Welcome to Retro Television Reviews, a feature where we review some of our favorite and least favorite shows of the past! On Wednesdays, I will be reviewing the original Love Boat, which aired on ABC from 1977 to 1986! The series can be streamed on Paramount Plus!
This week, the second season begins with a super-sized episode!
Episodes 2.1 & 2.2 “Marooned / The Search / Issac’s Holiday”
(Dir by Paul Stanley, originally aired on September 16th, 1978)
The second season of The Love Boat started with double-sized episode, promising twice the romance, twice the comedy, and twice the running time!
(Subsequently, this episode was split in two for syndication, hence the double numbering.)
Among the passengers on this cruise is none other than Isaac Washington (Ted Lange)! The Love Boat’s iconic bartender has decided to spend his vacation where he works and he’s bought a ticket to sail on the Pacific Princess. It might seem strange to want to spend your vacation at the office but in Isaac’s case, I can see the appeal. As we saw during the first season, no one works harder than Isaac. He somehow always manages to be behind every single bar on the ship and it often appears that he’s the only bartender on the boat! To top it off, he’s always on call. He’s earned a vacation and he’s earned the right to be served for once. From the minute Isaac boards the boat, he’s playfully asking the crew to do things for him and none of them mind because he’s their friend Isaac. One of the key reasons why The Love Boat worked was that the friendships between the members of the crew felt very real. As such, there’s never any doubt that Isaac would want to spend his vacation with Gopher, Doc, and Julie.
(Interestingly enough, the Captain doesn’t seem to realize that Isaac’s on the boat until Isaac takes his seat at the captain’s table.)
Of course, there are some problems with Isaac’s vacation. Isaac quickly notices that the substitute bartender, Wally (played by Norm Crosby), is a bit sullen and not very knowledgeable about his drinks. As well, Isaac has lied to a passenger named Mara (Lola Falana), telling her that he’s a wealthy race car driver. Bitter old Wally just can’t wait to tell Mara the truth.
Even worse, when Captain Stubing goes to visit a nearby island, Deputy Captain Cunningham (Dick Martin) is left in charge and he quickly proves himself to be thoroughly incompetent. (The show makes a point of assuring viewers that Cunningham actually works for a different cruise line and is just training on the Pacific Princess.) Cunningham ignores the news that a hurricane is on the way. When the hurricane hits, it’s falls on Isaac to take charge and make sure the passengers are safe. Of course, to do this, he has to admit that he’s not a race car driver. He’s just a bartender who, in a just world, would probably be a captain.

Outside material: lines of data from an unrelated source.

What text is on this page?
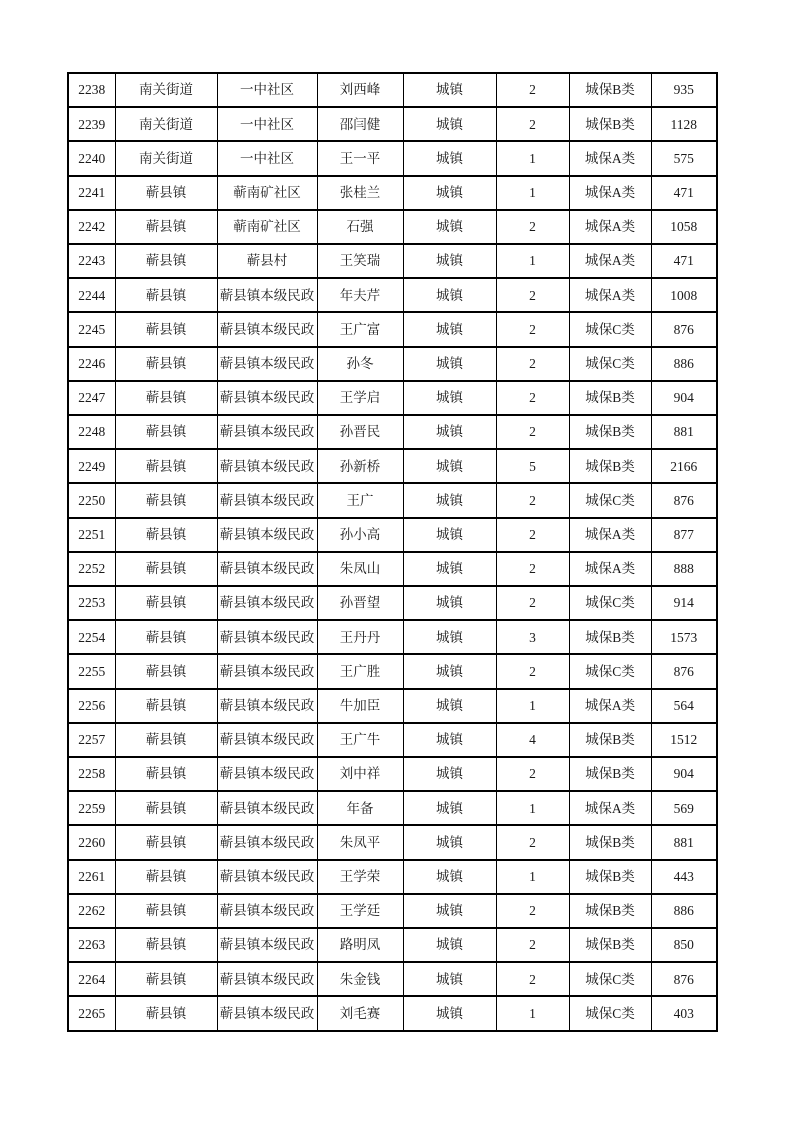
2238	南关街道	一中社区	刘西峰	城镇	2	城保B类	935
2239	南关街道	一中社区	邵闫健	城镇	2	城保B类	1128
2240	南关街道	一中社区	王一平	城镇	1	城保A类	575
2241	蕲县镇	蕲南矿社区	张桂兰	城镇	1	城保A类	471
2242	蕲县镇	蕲南矿社区	石强	城镇	2	城保A类	1058
2243	蕲县镇	蕲县村	王笑瑞	城镇	1	城保A类	471
2244	蕲县镇	蕲县镇本级民政	年夫芹	城镇	2	城保A类	1008
2245	蕲县镇	蕲县镇本级民政	王广富	城镇	2	城保C类	876
2246	蕲县镇	蕲县镇本级民政	孙冬	城镇	2	城保C类	886
2247	蕲县镇	蕲县镇本级民政	王学启	城镇	2	城保B类	904
2248	蕲县镇	蕲县镇本级民政	孙晋民	城镇	2	城保B类	881
2249	蕲县镇	蕲县镇本级民政	孙新桥	城镇	5	城保B类	2166
2250	蕲县镇	蕲县镇本级民政	王广	城镇	2	城保C类	876
2251	蕲县镇	蕲县镇本级民政	孙小高	城镇	2	城保A类	877
2252	蕲县镇	蕲县镇本级民政	朱凤山	城镇	2	城保A类	888
2253	蕲县镇	蕲县镇本级民政	孙晋望	城镇	2	城保C类	914
2254	蕲县镇	蕲县镇本级民政	王丹丹	城镇	3	城保B类	1573
2255	蕲县镇	蕲县镇本级民政	王广胜	城镇	2	城保C类	876
2256	蕲县镇	蕲县镇本级民政	牛加臣	城镇	1	城保A类	564
2257	蕲县镇	蕲县镇本级民政	王广牛	城镇	4	城保B类	1512
2258	蕲县镇	蕲县镇本级民政	刘中祥	城镇	2	城保B类	904
2259	蕲县镇	蕲县镇本级民政	年备	城镇	1	城保A类	569
2260	蕲县镇	蕲县镇本级民政	朱凤平	城镇	2	城保B类	881
2261	蕲县镇	蕲县镇本级民政	王学荣	城镇	1	城保B类	443
2262	蕲县镇	蕲县镇本级民政	王学廷	城镇	2	城保B类	886
2263	蕲县镇	蕲县镇本级民政	路明凤	城镇	2	城保B类	850
2264	蕲县镇	蕲县镇本级民政	朱金钱	城镇	2	城保C类	876
2265	蕲县镇	蕲县镇本级民政	刘毛赛	城镇	1	城保C类	403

Meanwhile, Stubing, Doc, Gopher, Julie, and a group of passengers (Avery Schreiber, Barbi Benton, Edie Adams, and Audra Lindley) are all being held captive on that nearby island. Their captor is an eccentric hermit named David Crothers (played by John Astin, who was often cast as eccentric hermits). David has a gun, one that later turns out to be full of not bullets but dirt. Unfortunately, the hurricane that threatens the Pacific Princess also maroons everyone else on the island and they have to wait for someone to rescue them. Injured by a falling tree, Gopher spends his time deliriously speaking to imaginary women in foreign accents. Doc, for once, actually gets to do some medical stuff and assures everyone that Gopher will be fine. Interestingly enough, no one seems to be that worried about being captured by a crazed hermit. Perhaps that’s because John Astin is just too naturally friendly to be viewed as a threat.
Finally, Jeannie Carter (Donna Mills) is on the boat because she’s been told that one of the passengers is her long-lost mother. Soap opera actor Mike Adler (David Birney) offers Jeannie the moral and emotional (and romantic) support to confront the woman but the woman (Laraine Day) turns out to be Mike’s mother as well! Agck!
The 2nd season premiers, with its mix of melodrama, broad comedy, romance, and hurricane-strength winds, is pretty much exactly what most viewers would want out of a show like The Love Boat. Isaac gets to save the day while John Astin hams it up and David Birney, Donna Milles, and Laraine Day wring every emotion that they can out of their soap opera-style storyline. It’s a fun and undemanding show, one that gets by on its breezy style and the likable chemistry between the cast.
This episode is also important because it was the second episode (after the first season’s supersized episode) in which the opening credits featured video images of the guest stars as well as their names. This would continue in every subsequent episode and eventually become of the show’s trademarks.